As a professor (now an emeritus professor) of Classics and Ancient History at The University of Western Australia, I became involved in the Macedonian naming dispute about ten years ago, when I noticed that under then Prime Minister Nikola Gruevski a statue that seemed to be intended to represent Alexander the Great was to be erected in Skopje, and various other monuments were being given names that implied that what was then The Former Yugoslav Republic of Macedonia was connected with the ancient Macedonia that existed in the 4th century B.C. I knew that this was incorrect, so I gave a little talk on the subject to a Greek audience, and created a small pamphlet entitled The Myth of Modern Macedonia to combat this presence.

This was a personal initiative, because my university has no position with regard to this matter, and is interested only in avoiding disputes on campus (which have not happened) or the appearance of favouring either group. I have never agreed with the extremist Greek position, that the name of ‘Macedonia’ should never be used to describe the FYROM. It has been used to describe an enlarged Macedonia since the second century BC, so modification of the name of the modern country has always seemed to me to be the best solution. In my pamphlet I suggested that ‘North Macedonia’ might be an acceptable way of resolving the problem. I am very pleased that both governments have now accepted this name.

The only thing with which I disagree in the text of the Prespes Agreement that I have studied is that the language of North Macedonia is to be called ‘Macedonian’.

This can lead to confusion between the modern language and the ancient Macedonian dialect (although the latter is almost completely irrecoverable, because the ancient Macedonians hardly ever used writing, and all that we have is about a hundred and fifty words and names, some of them perhaps slightly misspelt in the manuscripts, that have been recorded in the Byzantine period). It is clear, however, that it was one of a number of slightly similar dialects that were spoken in the north of today’s Greece and to the north and west of it, before the Attic dialect became the basis of the koine language that spread over the eastern Mediterranean world after the conquests of Alexander the Great.

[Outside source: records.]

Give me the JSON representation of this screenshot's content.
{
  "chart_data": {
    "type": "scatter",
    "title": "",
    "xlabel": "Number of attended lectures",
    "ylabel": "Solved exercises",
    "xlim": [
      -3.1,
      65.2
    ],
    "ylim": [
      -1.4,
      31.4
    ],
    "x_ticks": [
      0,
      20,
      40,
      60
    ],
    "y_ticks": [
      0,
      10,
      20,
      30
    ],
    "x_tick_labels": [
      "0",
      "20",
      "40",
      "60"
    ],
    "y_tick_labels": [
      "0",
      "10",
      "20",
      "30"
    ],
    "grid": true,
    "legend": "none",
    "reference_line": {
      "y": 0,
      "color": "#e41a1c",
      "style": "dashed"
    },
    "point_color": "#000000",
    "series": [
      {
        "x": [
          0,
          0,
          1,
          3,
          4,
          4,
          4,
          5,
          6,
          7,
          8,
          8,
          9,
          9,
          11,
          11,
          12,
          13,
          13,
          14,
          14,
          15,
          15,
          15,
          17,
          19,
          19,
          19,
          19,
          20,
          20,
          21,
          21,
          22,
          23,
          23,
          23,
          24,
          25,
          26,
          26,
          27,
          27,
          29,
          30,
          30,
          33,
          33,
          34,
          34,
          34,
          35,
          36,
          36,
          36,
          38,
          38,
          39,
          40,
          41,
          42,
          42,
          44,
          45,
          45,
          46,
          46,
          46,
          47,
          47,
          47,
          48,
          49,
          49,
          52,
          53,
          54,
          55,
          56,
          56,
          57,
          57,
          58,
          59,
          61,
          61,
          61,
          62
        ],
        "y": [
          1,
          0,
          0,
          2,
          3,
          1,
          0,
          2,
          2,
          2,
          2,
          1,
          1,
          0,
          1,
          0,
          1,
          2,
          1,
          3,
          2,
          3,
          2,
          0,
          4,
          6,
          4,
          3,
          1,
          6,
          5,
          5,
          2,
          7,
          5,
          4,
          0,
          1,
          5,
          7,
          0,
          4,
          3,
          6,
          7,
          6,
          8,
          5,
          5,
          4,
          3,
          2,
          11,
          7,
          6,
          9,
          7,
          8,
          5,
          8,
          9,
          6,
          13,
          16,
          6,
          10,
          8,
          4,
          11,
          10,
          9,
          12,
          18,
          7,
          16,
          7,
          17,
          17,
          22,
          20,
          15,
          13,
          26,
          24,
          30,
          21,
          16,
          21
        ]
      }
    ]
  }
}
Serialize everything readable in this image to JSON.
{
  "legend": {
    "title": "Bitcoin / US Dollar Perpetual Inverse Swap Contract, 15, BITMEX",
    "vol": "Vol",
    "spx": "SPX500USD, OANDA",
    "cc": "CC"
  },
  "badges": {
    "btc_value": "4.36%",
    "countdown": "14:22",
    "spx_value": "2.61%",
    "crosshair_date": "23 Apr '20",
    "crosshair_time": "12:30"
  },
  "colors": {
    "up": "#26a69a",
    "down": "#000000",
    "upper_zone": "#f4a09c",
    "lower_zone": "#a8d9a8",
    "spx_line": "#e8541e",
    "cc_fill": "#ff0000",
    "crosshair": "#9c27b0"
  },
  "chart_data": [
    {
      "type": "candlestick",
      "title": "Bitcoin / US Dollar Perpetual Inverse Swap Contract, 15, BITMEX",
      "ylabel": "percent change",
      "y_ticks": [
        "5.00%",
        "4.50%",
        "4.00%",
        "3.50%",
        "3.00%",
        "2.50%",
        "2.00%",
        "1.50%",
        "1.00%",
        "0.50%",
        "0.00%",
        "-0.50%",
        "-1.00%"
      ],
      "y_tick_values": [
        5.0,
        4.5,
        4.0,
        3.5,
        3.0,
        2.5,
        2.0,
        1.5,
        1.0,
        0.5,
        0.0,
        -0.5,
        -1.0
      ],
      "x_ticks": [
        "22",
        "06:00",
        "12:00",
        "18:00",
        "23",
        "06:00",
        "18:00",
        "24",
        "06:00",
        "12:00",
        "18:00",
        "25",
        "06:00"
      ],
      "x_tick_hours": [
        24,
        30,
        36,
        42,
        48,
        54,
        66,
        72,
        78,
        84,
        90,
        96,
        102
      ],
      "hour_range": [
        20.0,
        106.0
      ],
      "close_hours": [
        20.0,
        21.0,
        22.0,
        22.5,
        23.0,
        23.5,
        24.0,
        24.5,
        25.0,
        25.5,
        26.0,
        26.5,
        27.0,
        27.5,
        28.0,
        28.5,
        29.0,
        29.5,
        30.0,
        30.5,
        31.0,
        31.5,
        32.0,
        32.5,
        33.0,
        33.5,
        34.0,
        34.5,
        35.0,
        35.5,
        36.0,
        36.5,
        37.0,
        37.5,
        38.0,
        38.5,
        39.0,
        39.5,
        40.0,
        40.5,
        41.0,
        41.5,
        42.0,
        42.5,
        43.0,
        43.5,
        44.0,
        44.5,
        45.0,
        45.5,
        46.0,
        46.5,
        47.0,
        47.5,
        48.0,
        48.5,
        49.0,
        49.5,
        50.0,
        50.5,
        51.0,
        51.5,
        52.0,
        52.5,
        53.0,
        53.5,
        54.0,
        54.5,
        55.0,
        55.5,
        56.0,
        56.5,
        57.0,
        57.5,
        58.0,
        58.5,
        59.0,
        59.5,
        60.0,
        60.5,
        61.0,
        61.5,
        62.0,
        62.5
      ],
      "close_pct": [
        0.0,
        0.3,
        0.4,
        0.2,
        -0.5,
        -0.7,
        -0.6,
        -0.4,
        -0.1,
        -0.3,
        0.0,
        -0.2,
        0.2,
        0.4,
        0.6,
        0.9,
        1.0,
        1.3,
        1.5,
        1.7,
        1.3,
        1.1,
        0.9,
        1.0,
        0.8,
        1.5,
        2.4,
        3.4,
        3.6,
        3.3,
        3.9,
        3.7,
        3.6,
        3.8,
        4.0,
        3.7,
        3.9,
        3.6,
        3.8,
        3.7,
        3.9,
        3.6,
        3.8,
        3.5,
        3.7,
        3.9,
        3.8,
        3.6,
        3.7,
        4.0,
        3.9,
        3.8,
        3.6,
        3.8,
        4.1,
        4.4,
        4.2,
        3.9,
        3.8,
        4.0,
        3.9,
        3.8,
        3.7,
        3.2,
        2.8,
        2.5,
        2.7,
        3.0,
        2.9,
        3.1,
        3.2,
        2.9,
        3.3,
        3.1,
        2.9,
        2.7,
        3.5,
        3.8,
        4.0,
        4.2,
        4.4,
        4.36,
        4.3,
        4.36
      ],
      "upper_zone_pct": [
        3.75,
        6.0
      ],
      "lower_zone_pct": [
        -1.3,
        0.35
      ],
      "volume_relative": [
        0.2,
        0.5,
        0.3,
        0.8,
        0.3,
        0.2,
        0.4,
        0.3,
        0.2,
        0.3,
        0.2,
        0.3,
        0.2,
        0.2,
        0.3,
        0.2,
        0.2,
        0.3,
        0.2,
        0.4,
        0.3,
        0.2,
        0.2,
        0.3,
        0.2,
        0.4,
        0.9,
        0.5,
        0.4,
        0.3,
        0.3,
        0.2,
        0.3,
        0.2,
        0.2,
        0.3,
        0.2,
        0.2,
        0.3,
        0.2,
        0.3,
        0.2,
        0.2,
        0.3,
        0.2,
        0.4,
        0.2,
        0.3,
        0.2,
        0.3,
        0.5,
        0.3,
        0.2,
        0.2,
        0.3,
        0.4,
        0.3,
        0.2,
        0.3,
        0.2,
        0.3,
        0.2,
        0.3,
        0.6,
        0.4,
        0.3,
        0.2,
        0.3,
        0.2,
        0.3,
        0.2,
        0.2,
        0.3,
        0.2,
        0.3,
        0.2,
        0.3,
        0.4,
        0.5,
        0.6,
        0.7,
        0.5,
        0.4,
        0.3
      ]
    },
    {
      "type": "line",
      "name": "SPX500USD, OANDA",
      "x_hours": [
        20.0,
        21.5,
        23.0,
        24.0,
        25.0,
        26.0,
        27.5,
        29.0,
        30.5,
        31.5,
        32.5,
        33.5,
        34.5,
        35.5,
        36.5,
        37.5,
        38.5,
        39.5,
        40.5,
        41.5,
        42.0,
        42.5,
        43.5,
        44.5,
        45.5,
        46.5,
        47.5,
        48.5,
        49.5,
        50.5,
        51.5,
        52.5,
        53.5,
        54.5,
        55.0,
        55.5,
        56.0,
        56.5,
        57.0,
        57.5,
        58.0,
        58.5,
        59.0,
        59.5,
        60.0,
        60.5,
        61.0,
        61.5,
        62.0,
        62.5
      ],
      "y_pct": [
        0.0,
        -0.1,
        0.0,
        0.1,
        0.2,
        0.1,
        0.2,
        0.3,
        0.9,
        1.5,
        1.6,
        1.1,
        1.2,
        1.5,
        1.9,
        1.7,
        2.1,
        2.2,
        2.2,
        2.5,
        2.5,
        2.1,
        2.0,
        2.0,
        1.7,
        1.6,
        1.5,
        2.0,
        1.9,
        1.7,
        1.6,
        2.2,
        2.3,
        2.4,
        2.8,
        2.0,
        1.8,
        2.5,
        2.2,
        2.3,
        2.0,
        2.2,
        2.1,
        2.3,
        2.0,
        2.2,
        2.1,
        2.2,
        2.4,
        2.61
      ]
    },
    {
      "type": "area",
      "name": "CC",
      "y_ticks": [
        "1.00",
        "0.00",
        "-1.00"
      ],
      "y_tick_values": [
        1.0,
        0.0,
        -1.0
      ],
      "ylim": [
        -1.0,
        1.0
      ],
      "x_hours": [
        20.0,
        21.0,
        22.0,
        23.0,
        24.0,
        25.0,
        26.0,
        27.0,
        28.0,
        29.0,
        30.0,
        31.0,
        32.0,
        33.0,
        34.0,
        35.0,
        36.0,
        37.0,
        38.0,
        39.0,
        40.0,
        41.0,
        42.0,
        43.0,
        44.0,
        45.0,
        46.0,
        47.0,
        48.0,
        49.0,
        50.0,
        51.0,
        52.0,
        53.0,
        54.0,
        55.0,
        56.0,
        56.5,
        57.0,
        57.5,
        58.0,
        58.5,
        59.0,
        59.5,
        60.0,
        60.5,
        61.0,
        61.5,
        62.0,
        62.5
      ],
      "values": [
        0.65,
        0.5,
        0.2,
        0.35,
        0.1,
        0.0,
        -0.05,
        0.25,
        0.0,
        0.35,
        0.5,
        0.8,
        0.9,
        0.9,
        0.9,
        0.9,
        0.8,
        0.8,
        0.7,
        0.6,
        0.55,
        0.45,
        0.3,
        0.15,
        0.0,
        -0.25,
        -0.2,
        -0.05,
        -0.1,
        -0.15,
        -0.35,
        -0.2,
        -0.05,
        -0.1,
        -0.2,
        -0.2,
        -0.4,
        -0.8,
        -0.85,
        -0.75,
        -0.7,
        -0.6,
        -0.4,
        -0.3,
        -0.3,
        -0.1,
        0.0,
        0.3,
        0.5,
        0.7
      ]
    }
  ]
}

I would have preferred that the North Macedonian language should be called ‘Modern Macedonian’ to make this distinction clear. If there is any chance of making this change, I hope that both sides can agree on it. However, what is much more important is that the Greeks and North Macedonians who have furiously resisted this change of name should now cease their complaints, and start working to make this agreement a success, because it will be beneficial for both countries. There is a lot of work to do, both in the short term and in the coming decades, and I estimate that it will take at least fifty years before things become fully settled. In the first place, many hours of work will be required in both countries to rework documents of many kinds and rename organisations in North Macedonia. Then there is the enormous task of editing teaching material in North Macedonia so that it does not give a false view of history.

Finally, it will take more than one generation for the mistaken beliefs of the North Macedonians, beliefs on which for so many of them their identity is based, to be corrected and replaced by a more accurate understanding of their history.

John Melville-Jones is a professor at the Australian Insitute of Western Australia.